Metaphors derive their power from how confused we are as human beings. Our brains have evolved to confuse the literal and the symbolic by cramming viscerally similar functions in the same brain areas. For example:

  • The insula processes both physical and moral disgust. It activates when you are biting into a maggot-infested apple, and also when you hear about child slavery in the chocolate industry.
  • The anterior cingulate activates when you are poked with a needle (physical pain) and also when you watch a loved one being poked (psychic pain).

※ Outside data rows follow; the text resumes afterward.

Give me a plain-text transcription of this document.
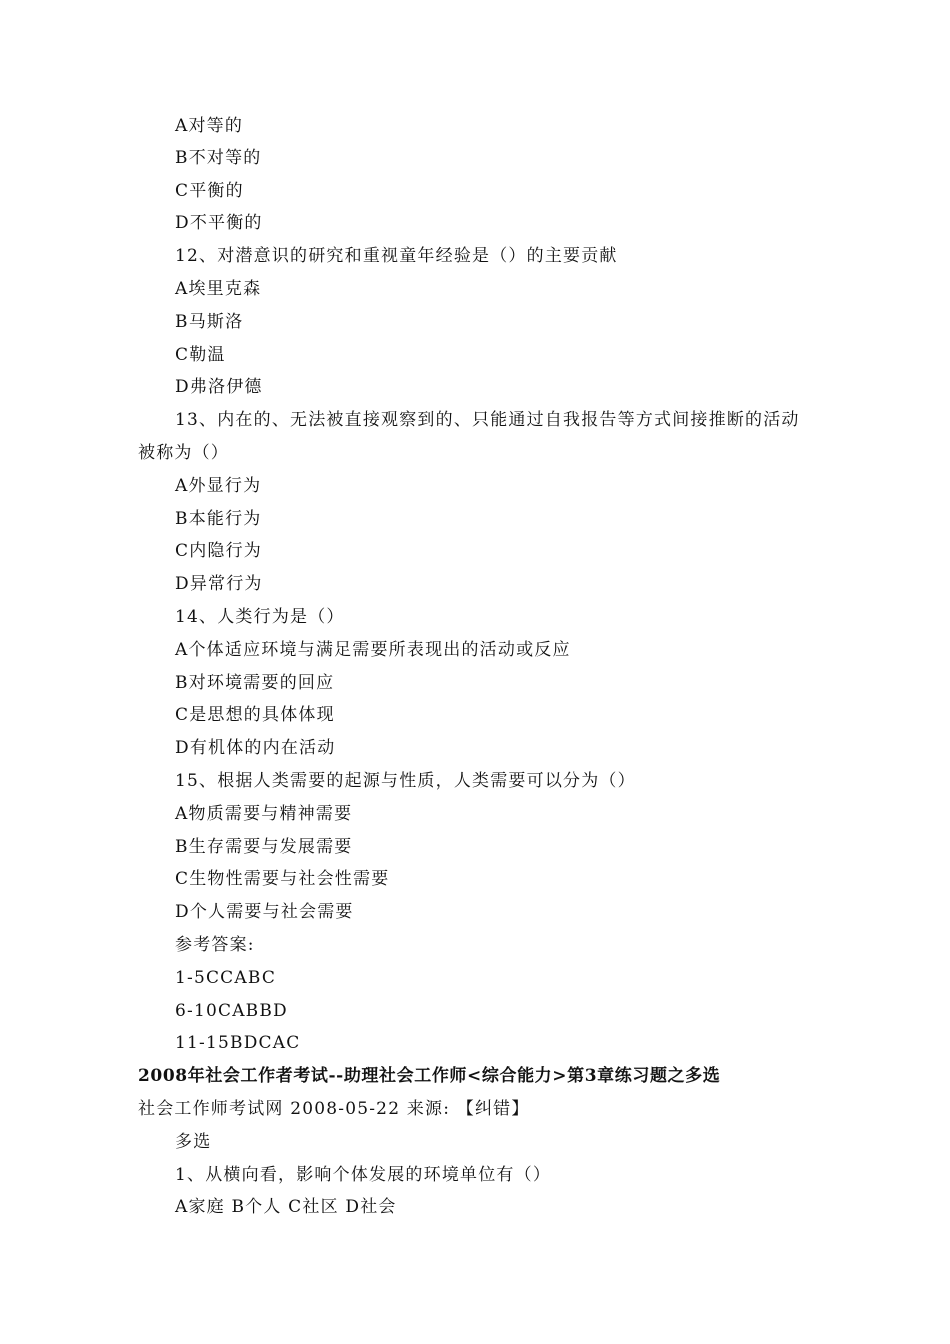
A对等的
B不对等的
C平衡的
D不平衡的
12、对潜意识的研究和重视童年经验是（）的主要贡献
A埃里克森
B马斯洛
C勒温
D弗洛伊德
13、内在的、无法被直接观察到的、只能通过自我报告等方式间接推断的活动
被称为（）
A外显行为
B本能行为
C内隐行为
D异常行为
14、人类行为是（）
A个体适应环境与满足需要所表现出的活动或反应
B对环境需要的回应
C是思想的具体体现
D有机体的内在活动
15、根据人类需要的起源与性质，人类需要可以分为（）
A物质需要与精神需要
B生存需要与发展需要
C生物性需要与社会性需要
D个人需要与社会需要
参考答案:
1-5CCABC
6-10CABBD
11-15BDCAC
2008年社会工作者考试--助理社会工作师<综合能力>第3章练习题之多选
社会工作师考试网 2008-05-22 来源: 【纠错】
多选
1、从横向看，影响个体发展的环境单位有（）
A家庭 B个人 C社区 D社会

  • Here’s a weighty situation. Volunteers were asked to evaluate the resumes of job applicants, which were attached to clipboards of different weights. Those holding the heavier clipboards tended to judge the applicant as more serious.
  • The brain has trouble distinguishing between being a dirty scoundrel and being in need of a bath. In an experiment, volunteers were asked to think about immoral acts they’d done in the past, then offered the choice of a pencil or antiseptic wipes as a gift after. They were more likely to choose the wipes.

These findings have interesting implications for the theory of consciousness. Can robots be given bodies with sensors, actuators and neural pathways that can simulate physical sensation, and allow them to form metaphors to understand the world? Scientists are working to find out.